Maritime Activity Reports, Inc.

December 1, 2013

UKCRF facility: Photo courtesy of HR Wallingford

UKCRF facility: Photo courtesy of HR Wallingford

With new experimental facilities under construction at HR Wallingford, the foundations are in place for another two decades of successful collaboration between HR Wallingford’s Professor Richard Whitehouse and University College London’s Professor Richard Simons.

Richard Whitehouse and Richard Simons know first-hand the value of long term collaboration in experimental research. They first worked together in 1991 in the “Hippo Tank” at HR Wallingford looking at forces created on the seabed by waves and currents.

This early work set the theme for much of their subsequent collaboration, later cemented when the Science and Engineering Research Council (SERC) and HR Wallingford jointly funded the UK Coastal Research Facility (UKCRF), opened in November 1993. The unique large laboratory facility was managed by Richard Whitehouse; Richard Simons was the first chair of the Academic User Group representing the interests of university research groups across the UK.

The managed programme of research using the UKCRF, funded initially by the Council, and later by the European Community, set the direction for academic collaboration between many universities, generating benchmark datasets and high class journal publications.

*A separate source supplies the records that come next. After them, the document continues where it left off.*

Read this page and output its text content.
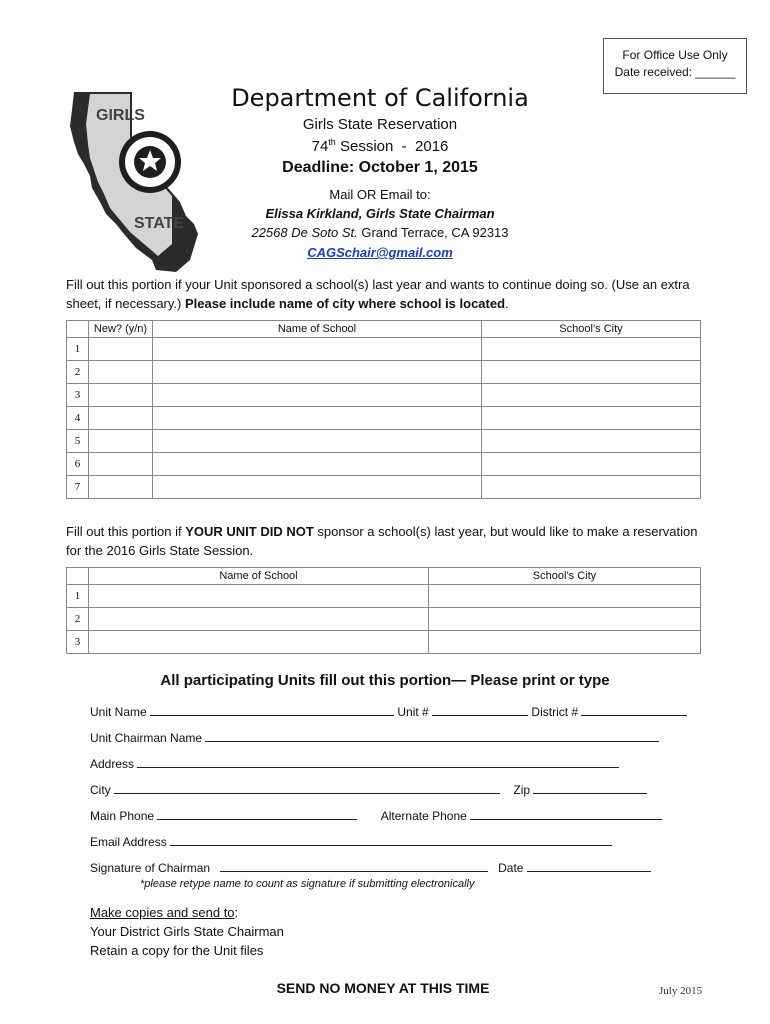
For Office Use Only
Date received: ______
GIRLS
STATE
Department of California
Girls State Reservation
74th Session  -  2016
Deadline: October 1, 2015
Mail OR Email to:
Elissa Kirkland, Girls State Chairman
22568 De Soto St. Grand Terrace, CA 92313
CAGSchair@gmail.com
Fill out this portion if your Unit sponsored a school(s) last year and wants to continue doing so. (Use an extra sheet, if necessary.) Please include name of city where school is located.
	New? (y/n)	Name of School	School’s City
1			
2			
3			
4			
5			
6			
7			
Fill out this portion if YOUR UNIT DID NOT sponsor a school(s) last year, but would like to make a reservation for the 2016 Girls State Session.
	Name of School	School’s City
1		
2		
3		
All participating Units fill out this portion— Please print or type
Unit Name	Unit #	District #
Unit Chairman Name
Address
City	Zip
Main Phone	Alternate Phone
Email Address
Signature of Chairman	Date
*please retype name to count as signature if submitting electronically
Make copies and send to:
Your District Girls State Chairman
Retain a copy for the Unit files
SEND NO MONEY AT THIS TIME	July 2015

Richard Whitehouse is keen to highlight its impact: “It’s fair to say that work centred on the UKCRF has delivered significant advances in our understanding of the complex coastal environment. It also cemented many research partnerships and developed the skills of several generations of young researchers. This has without a doubt been of lasting value to the coastal engineering community in the UK”

Richard Simons adds: “Access to the large facilities at HR Wallingford has allowed coastal engineering research in the UK to extend beyond the physical constraints normally imposed on university facilities. More importantly, working with Richard Whitehouse and his colleagues has provided a practical context and direction to our projects, providing a stimulating environment for early career researchers that brings together the complementary strengths of industry and academe.”